Development of Quantum Theory

George Zweig, strange quark, charm quark, quark model, gluons

Scientists of the early 20th century believed that all matter was composed of three types of particles—protons, neutrons, and electrons—and that these particles could not be split into anything smaller. By the late 1950s, however, this simple model could no longer explain all the particles that physicists had discovered. Scientists needed a new model to make sense of their findings. In 1964 American physicists Murray Gell-Mann and George Zweig independently developed a theory of particle physics that proposed quarks as the building blocks of protons and neutrons. Gell-Mann borrowed the word quark from James Joyce’s novel Finnegans Wake (1939), which contains the phrase “three quarks for Muster Mark.” The two physicists needed only two types of quarks to describe the proton and neutron accurately: the up quark and the down quark. At about the same time, physicists also had discovered new elementary particles, including kaons, that they called strange. The explanation of these particles required a third type of quark, so physicists named it the strange quark.

Physicists continued to use the three-quark model through the 1960s.

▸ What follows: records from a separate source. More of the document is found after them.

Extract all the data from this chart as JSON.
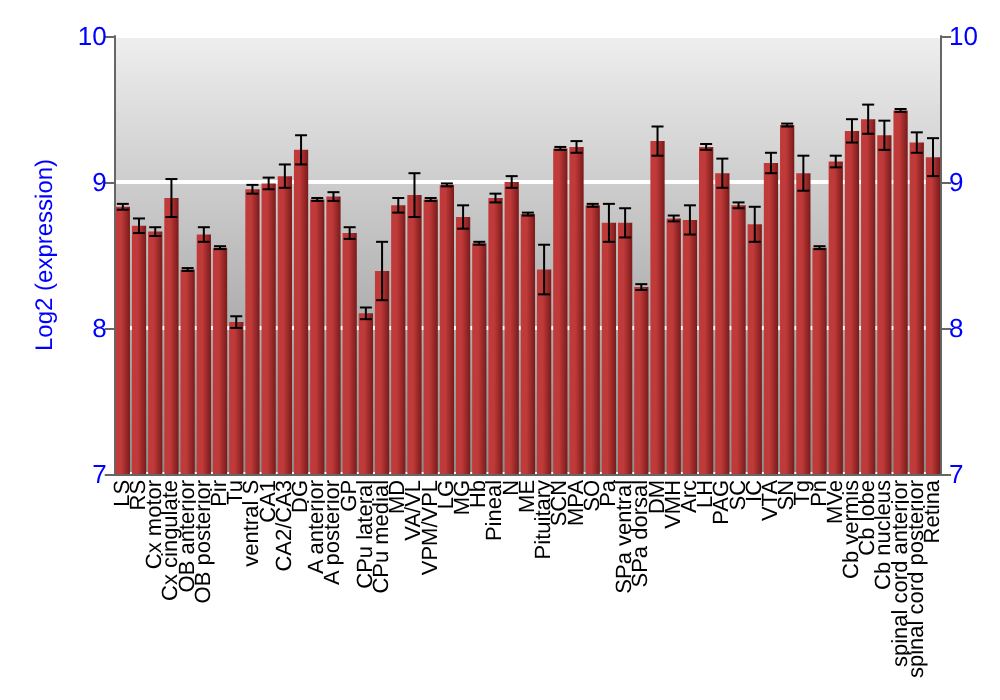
{
  "chart_data": {
    "type": "bar",
    "ylabel": "Log2 (expression)",
    "categories": [
      "LS",
      "RS",
      "Cx motor",
      "Cx cingulate",
      "OB anterior",
      "OB posterior",
      "Pir",
      "Tu",
      "ventral S",
      "CA1",
      "CA2/CA3",
      "DG",
      "A anterior",
      "A posterior",
      "GP",
      "CPu lateral",
      "CPu medial",
      "MD",
      "VA/VL",
      "VPM/VPL",
      "LG",
      "MG",
      "Hb",
      "Pineal",
      "N",
      "ME",
      "Pituitary",
      "SCN",
      "MPA",
      "SO",
      "Pa",
      "SPa ventral",
      "SPa dorsal",
      "DM",
      "VMH",
      "Arc",
      "LH",
      "PAG",
      "SC",
      "IC",
      "VTA",
      "SN",
      "Tg",
      "Pn",
      "MVe",
      "Cb vermis",
      "Cb lobe",
      "Cb nucleus",
      "spinal cord anterior",
      "spinal cord posterior",
      "Retina"
    ],
    "values": [
      8.83,
      8.7,
      8.66,
      8.89,
      8.4,
      8.64,
      8.55,
      8.04,
      8.95,
      8.99,
      9.04,
      9.22,
      8.88,
      8.9,
      8.65,
      8.1,
      8.39,
      8.84,
      8.91,
      8.88,
      8.98,
      8.76,
      8.58,
      8.89,
      9.0,
      8.78,
      8.4,
      9.23,
      9.24,
      8.84,
      8.72,
      8.72,
      8.28,
      9.28,
      8.75,
      8.74,
      9.24,
      9.06,
      8.84,
      8.71,
      9.13,
      9.39,
      9.06,
      8.55,
      9.14,
      9.35,
      9.43,
      9.32,
      9.49,
      9.27,
      9.17
    ],
    "errors": [
      0.02,
      0.05,
      0.03,
      0.13,
      0.01,
      0.05,
      0.01,
      0.04,
      0.03,
      0.04,
      0.08,
      0.1,
      0.01,
      0.03,
      0.04,
      0.04,
      0.2,
      0.05,
      0.15,
      0.01,
      0.01,
      0.08,
      0.01,
      0.03,
      0.04,
      0.01,
      0.17,
      0.01,
      0.04,
      0.01,
      0.13,
      0.1,
      0.02,
      0.1,
      0.02,
      0.1,
      0.02,
      0.1,
      0.02,
      0.12,
      0.07,
      0.01,
      0.12,
      0.01,
      0.04,
      0.08,
      0.1,
      0.1,
      0.01,
      0.07,
      0.13
    ],
    "color": "#c03a3a",
    "ylim": [
      7,
      10
    ],
    "yticks": [
      7,
      8,
      9,
      10
    ],
    "y2lim": [
      7,
      10
    ],
    "y2ticks": [
      7,
      8,
      9,
      10
    ],
    "grid": "y"
  }
}
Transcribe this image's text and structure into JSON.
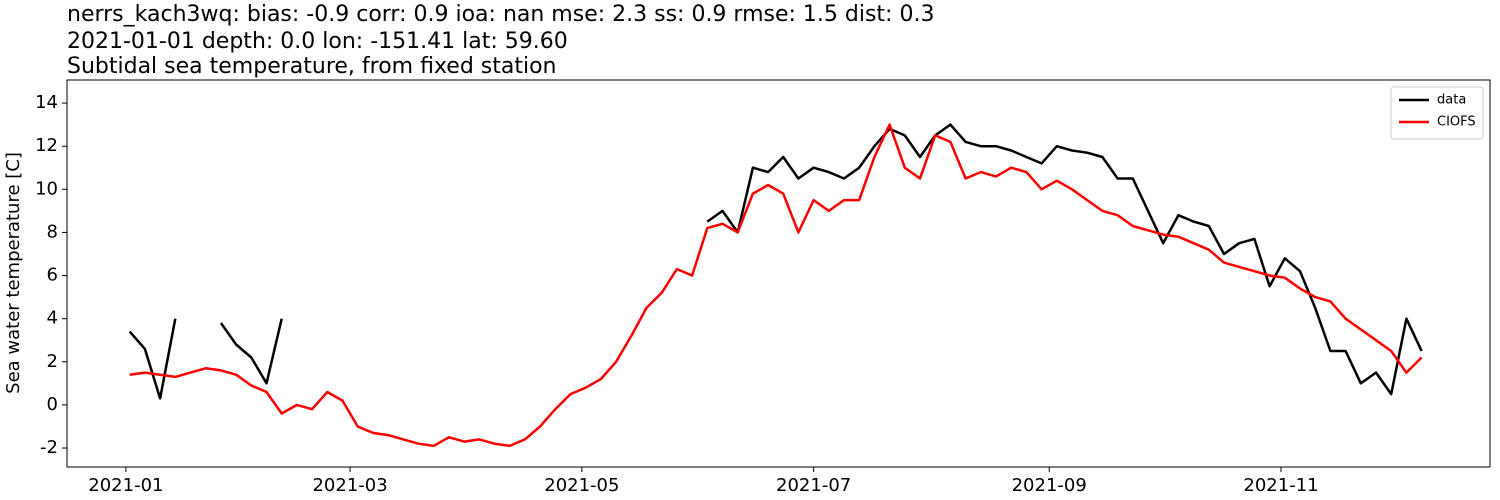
{
  "chart_data": {
    "type": "line",
    "title": [
      "nerrs_kach3wq: bias: -0.9  corr: 0.9  ioa: nan  mse: 2.3  ss: 0.9  rmse: 1.5  dist: 0.3",
      "2021-01-01 depth: 0.0 lon: -151.41 lat: 59.60",
      "Subtidal sea temperature, from fixed station"
    ],
    "ylabel": "Sea water temperature [C]",
    "x": [
      1,
      5,
      9,
      13,
      17,
      21,
      25,
      29,
      33,
      37,
      41,
      45,
      49,
      53,
      57,
      61,
      65,
      69,
      73,
      77,
      81,
      85,
      89,
      93,
      97,
      101,
      105,
      109,
      113,
      117,
      121,
      125,
      129,
      133,
      137,
      141,
      145,
      149,
      153,
      157,
      161,
      165,
      169,
      173,
      177,
      181,
      185,
      189,
      193,
      197,
      201,
      205,
      209,
      213,
      217,
      221,
      225,
      229,
      233,
      237,
      241,
      245,
      249,
      253,
      257,
      261,
      265,
      269,
      273,
      277,
      281,
      285,
      289,
      293,
      297,
      301,
      305,
      309,
      313,
      317,
      321,
      325,
      329,
      333,
      337,
      341
    ],
    "series": [
      {
        "name": "data",
        "color": "#000000",
        "values": [
          3.4,
          2.6,
          0.3,
          4.0,
          null,
          null,
          3.8,
          2.8,
          2.2,
          1.0,
          4.0,
          null,
          null,
          null,
          null,
          null,
          null,
          null,
          null,
          null,
          null,
          null,
          null,
          null,
          null,
          null,
          null,
          null,
          null,
          null,
          null,
          null,
          null,
          null,
          null,
          null,
          null,
          null,
          8.5,
          9.0,
          8.0,
          11.0,
          10.8,
          11.5,
          10.5,
          11.0,
          10.8,
          10.5,
          11.0,
          12.0,
          12.8,
          12.5,
          11.5,
          12.5,
          13.0,
          12.2,
          12.0,
          12.0,
          11.8,
          11.5,
          11.2,
          12.0,
          11.8,
          11.7,
          11.5,
          10.5,
          10.5,
          9.0,
          7.5,
          8.8,
          8.5,
          8.3,
          7.0,
          7.5,
          7.7,
          5.5,
          6.8,
          6.2,
          4.5,
          2.5,
          2.5,
          1.0,
          1.5,
          0.5,
          4.0,
          2.5
        ]
      },
      {
        "name": "CIOFS",
        "color": "#ff0000",
        "values": [
          1.4,
          1.5,
          1.4,
          1.3,
          1.5,
          1.7,
          1.6,
          1.4,
          0.9,
          0.6,
          -0.4,
          0.0,
          -0.2,
          0.6,
          0.2,
          -1.0,
          -1.3,
          -1.4,
          -1.6,
          -1.8,
          -1.9,
          -1.5,
          -1.7,
          -1.6,
          -1.8,
          -1.9,
          -1.6,
          -1.0,
          -0.2,
          0.5,
          0.8,
          1.2,
          2.0,
          3.2,
          4.5,
          5.2,
          6.3,
          6.0,
          8.2,
          8.4,
          8.0,
          9.8,
          10.2,
          9.8,
          8.0,
          9.5,
          9.0,
          9.5,
          9.5,
          11.5,
          13.0,
          11.0,
          10.5,
          12.5,
          12.2,
          10.5,
          10.8,
          10.6,
          11.0,
          10.8,
          10.0,
          10.4,
          10.0,
          9.5,
          9.0,
          8.8,
          8.3,
          8.1,
          7.9,
          7.8,
          7.5,
          7.2,
          6.6,
          6.4,
          6.2,
          6.0,
          5.9,
          5.4,
          5.0,
          4.8,
          4.0,
          3.5,
          3.0,
          2.5,
          1.5,
          2.2
        ]
      }
    ],
    "xlim": [
      -15.5,
      359
    ],
    "xticks": [
      {
        "value": 0,
        "label": "2021-01"
      },
      {
        "value": 59,
        "label": "2021-03"
      },
      {
        "value": 120,
        "label": "2021-05"
      },
      {
        "value": 181,
        "label": "2021-07"
      },
      {
        "value": 243,
        "label": "2021-09"
      },
      {
        "value": 304,
        "label": "2021-11"
      }
    ],
    "ylim": [
      -2.88,
      15.07
    ],
    "yticks": [
      -2,
      0,
      2,
      4,
      6,
      8,
      10,
      12,
      14
    ],
    "grid": false,
    "legend": "upper-right"
  }
}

Experiments conducted at the Stanford Linear Accelerator in Stanford, California, during the early 1970s supported the model. In these experiments, high-energy electrons collided with a target of protons. These experiments were analogous to experiments performed by British physicist Ernest Rutherford during the early 1900s. Rutherford had determined the inner structure of atoms by observing how particles scattered off atoms. In the 1970s scientists looked at how electrons scattered off protons to learn about the internal structure of the proton. These experiments conclusively supported the existence of quarks and gluons inside protons.

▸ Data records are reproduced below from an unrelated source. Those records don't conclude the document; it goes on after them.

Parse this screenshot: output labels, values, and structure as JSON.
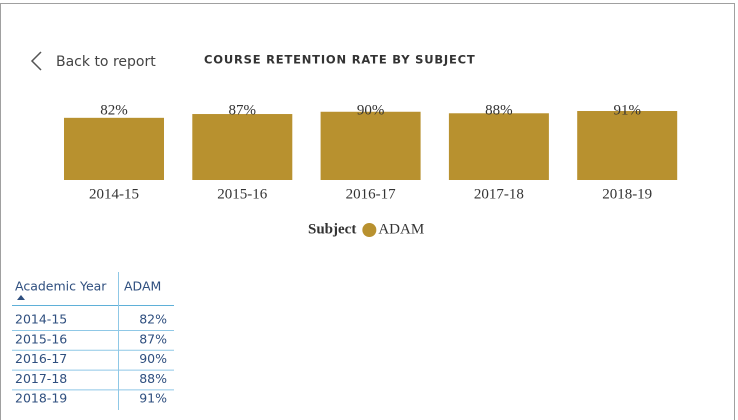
{
  "back_button": "Back to report",
  "chart_data": {
    "type": "bar",
    "title": "COURSE RETENTION RATE BY SUBJECT",
    "categories": [
      "2014-15",
      "2015-16",
      "2016-17",
      "2017-18",
      "2018-19"
    ],
    "legend_title": "Subject",
    "series": [
      {
        "name": "ADAM",
        "color": "#b8912f",
        "values": [
          82,
          87,
          90,
          88,
          91
        ],
        "value_labels": [
          "82%",
          "87%",
          "90%",
          "88%",
          "91%"
        ]
      }
    ]
  },
  "table": {
    "columns": [
      "Academic Year",
      "ADAM"
    ],
    "rows": [
      [
        "2014-15",
        "82%"
      ],
      [
        "2015-16",
        "87%"
      ],
      [
        "2016-17",
        "90%"
      ],
      [
        "2017-18",
        "88%"
      ],
      [
        "2018-19",
        "91%"
      ]
    ]
  }
}
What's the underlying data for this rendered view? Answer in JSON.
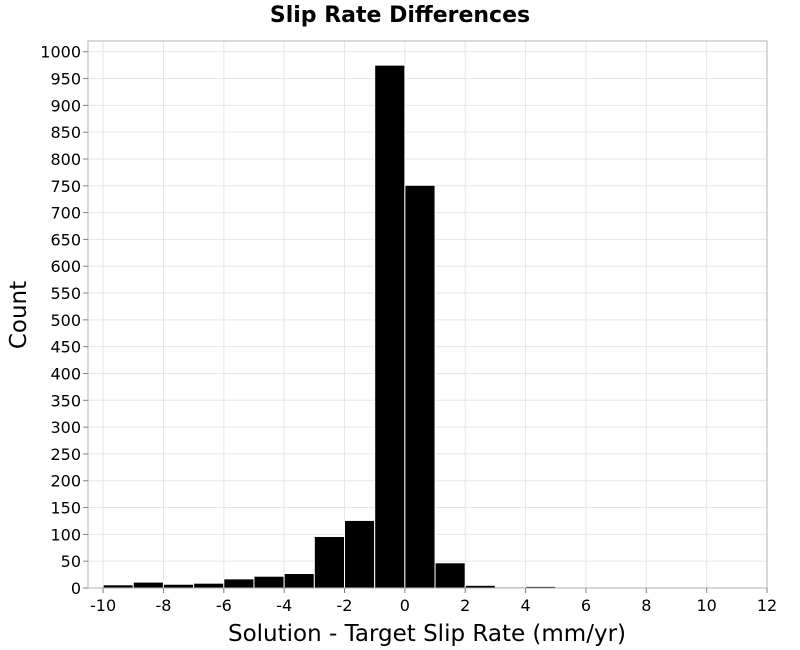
{
  "chart_data": {
    "type": "bar",
    "title": "Slip Rate Differences",
    "xlabel": "Solution - Target Slip Rate (mm/yr)",
    "ylabel": "Count",
    "xlim": [
      -10.5,
      12
    ],
    "ylim": [
      0,
      1020
    ],
    "x_ticks": [
      -10,
      -8,
      -6,
      -4,
      -2,
      0,
      2,
      4,
      6,
      8,
      10,
      12
    ],
    "x_tick_labels": [
      "-10",
      "-8",
      "-6",
      "-4",
      "-2",
      "0",
      "2",
      "4",
      "6",
      "8",
      "10",
      "12"
    ],
    "y_ticks": [
      0,
      50,
      100,
      150,
      200,
      250,
      300,
      350,
      400,
      450,
      500,
      550,
      600,
      650,
      700,
      750,
      800,
      850,
      900,
      950,
      1000
    ],
    "y_tick_labels": [
      "0",
      "50",
      "100",
      "150",
      "200",
      "250",
      "300",
      "350",
      "400",
      "450",
      "500",
      "550",
      "600",
      "650",
      "700",
      "750",
      "800",
      "850",
      "900",
      "950",
      "1000"
    ],
    "bin_width": 1,
    "bins": [
      {
        "center": -9.5,
        "count": 6
      },
      {
        "center": -8.5,
        "count": 11
      },
      {
        "center": -7.5,
        "count": 7
      },
      {
        "center": -6.5,
        "count": 9
      },
      {
        "center": -5.5,
        "count": 17
      },
      {
        "center": -4.5,
        "count": 22
      },
      {
        "center": -3.5,
        "count": 27
      },
      {
        "center": -2.5,
        "count": 96
      },
      {
        "center": -1.5,
        "count": 126
      },
      {
        "center": -0.5,
        "count": 975
      },
      {
        "center": 0.5,
        "count": 751
      },
      {
        "center": 1.5,
        "count": 47
      },
      {
        "center": 2.5,
        "count": 5
      },
      {
        "center": 3.5,
        "count": 2
      },
      {
        "center": 4.5,
        "count": 3
      }
    ],
    "grid": true,
    "colors": {
      "bar": "#000000",
      "grid": "#e6e6e6",
      "frame": "#b3b3b3"
    }
  }
}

Even though physicists didn’t need more than three quarks to describe existing particles, American physicist Sheldon Glashow, Greek physicist John Iliopoulis, and Italian physicist Luciano Maiani developed a theory in 1970 that predicted the existence of a fourth quark, called the charm quark. A particle containing the charm quark, the second-generation partner of the strange quark, was discovered at the Stanford Linear Accelerator and at the Brookhaven National Laboratory in Brookhaven, New York, in 1974. The discovery in 1975 of a third-generation lepton, another building block of matter, led scientists to predict the existence of a third generation of quarks. The bottom quark was discovered in 1977 and, after a long search by physicists from all over the world, the top quark was found in 1995. The long-awaited discovery of the top quark filled a hole in the standard model, a theory that physicists had developed to explain particles and their interactions. The standard model predicted that three generations of quarks should exist, each one containing two different quarks.

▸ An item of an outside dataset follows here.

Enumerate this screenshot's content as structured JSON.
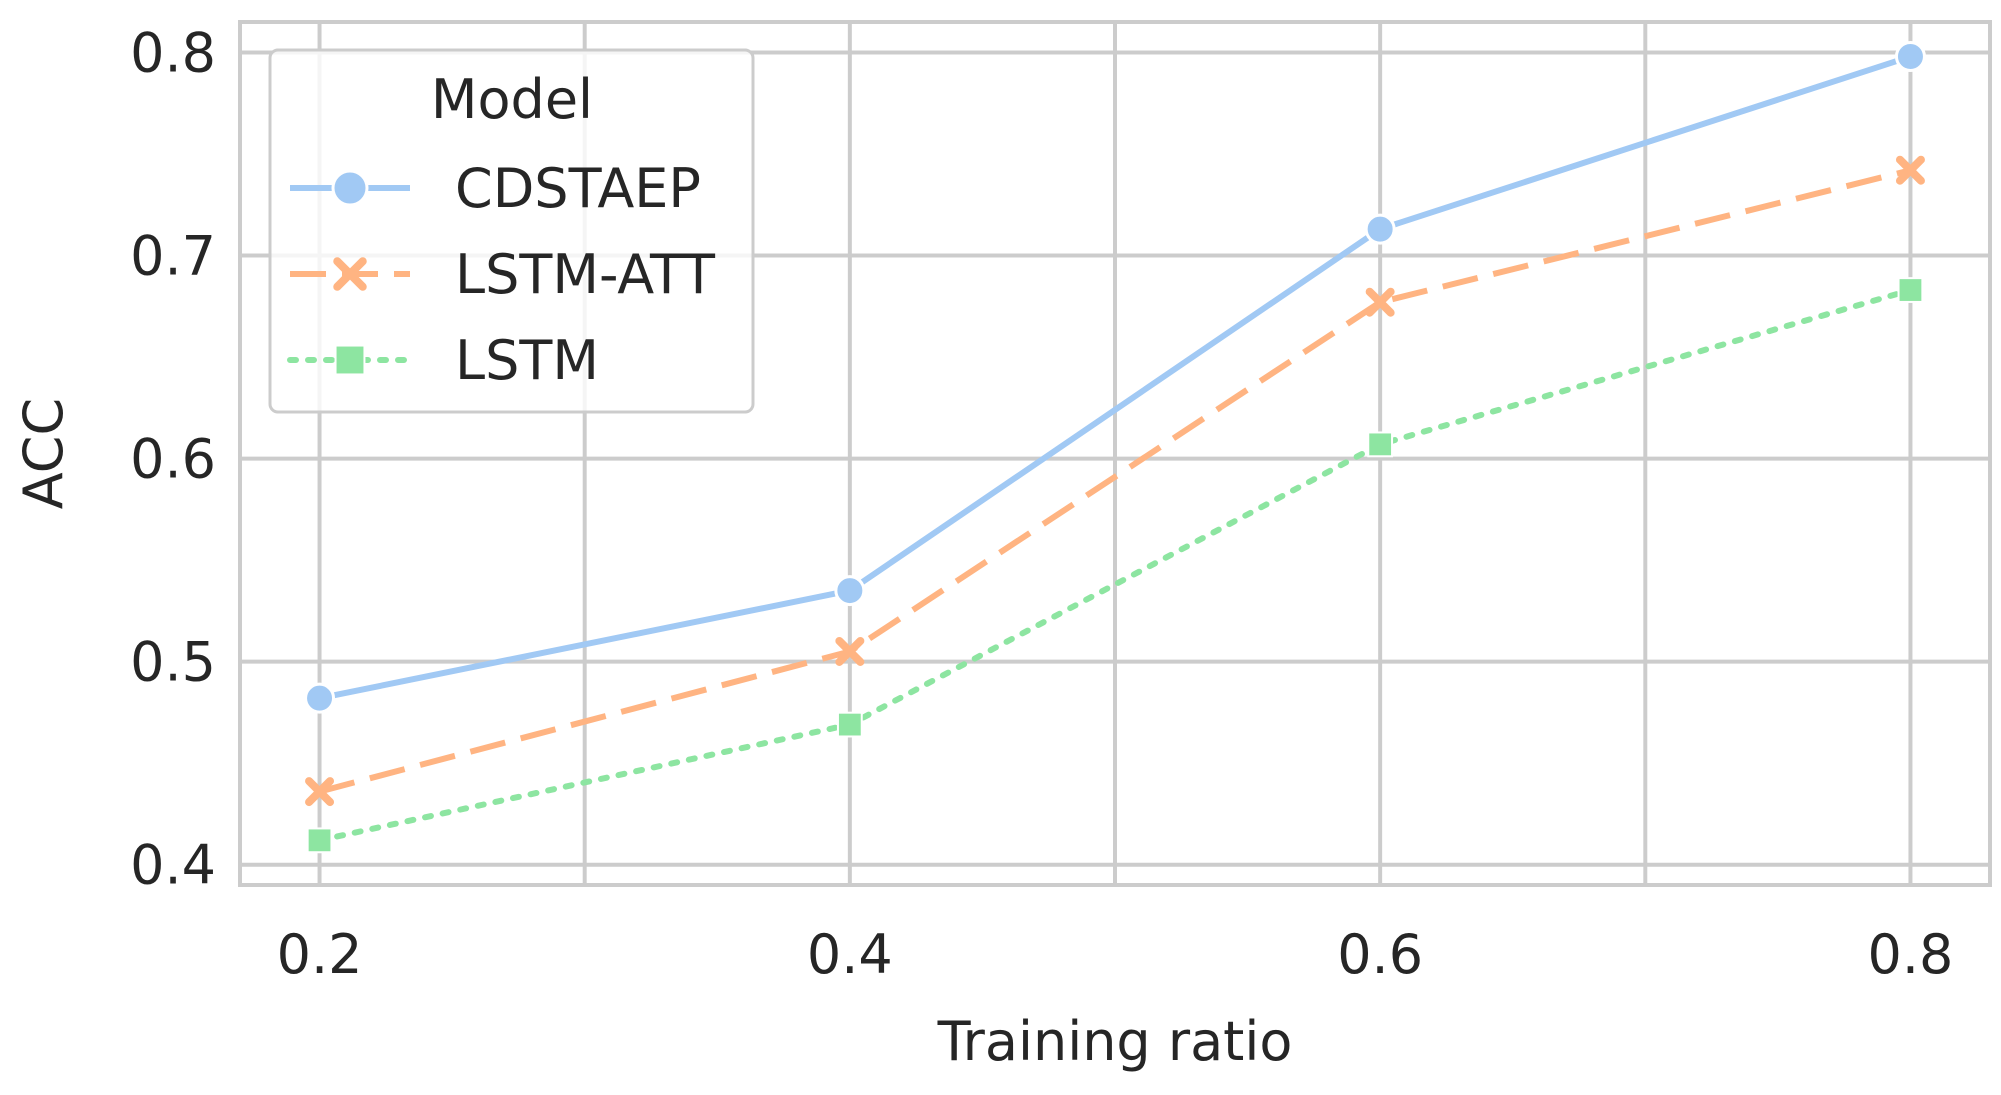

Current theory and data suggest that the six quarks scientists have discovered are all that exist and that quarks are fundamental—that is, they cannot be split into anything smaller. Physicists continue to conduct experiments, however, to discover whether new data will dispute their findings and to learn more about the properties of quarks. Physicists do not know how long single quarks exist (since they are always found in other particles), or whether quarks could combine in any other ways. Scientists suspect that particles containing one lepton and one quark, called leptoquarks, may exist, but they have yet to find any. Nor have experiments yet indicated how quarks acquire their masses. The standard model predicts the existence of a particle, called the Higgs boson, that would give quarks their mass, but scientists have yet to detect a Higgs boson in any experiment. Answers to these questions will have to wait for future experiments and theories that go beyond the principles of the standard model.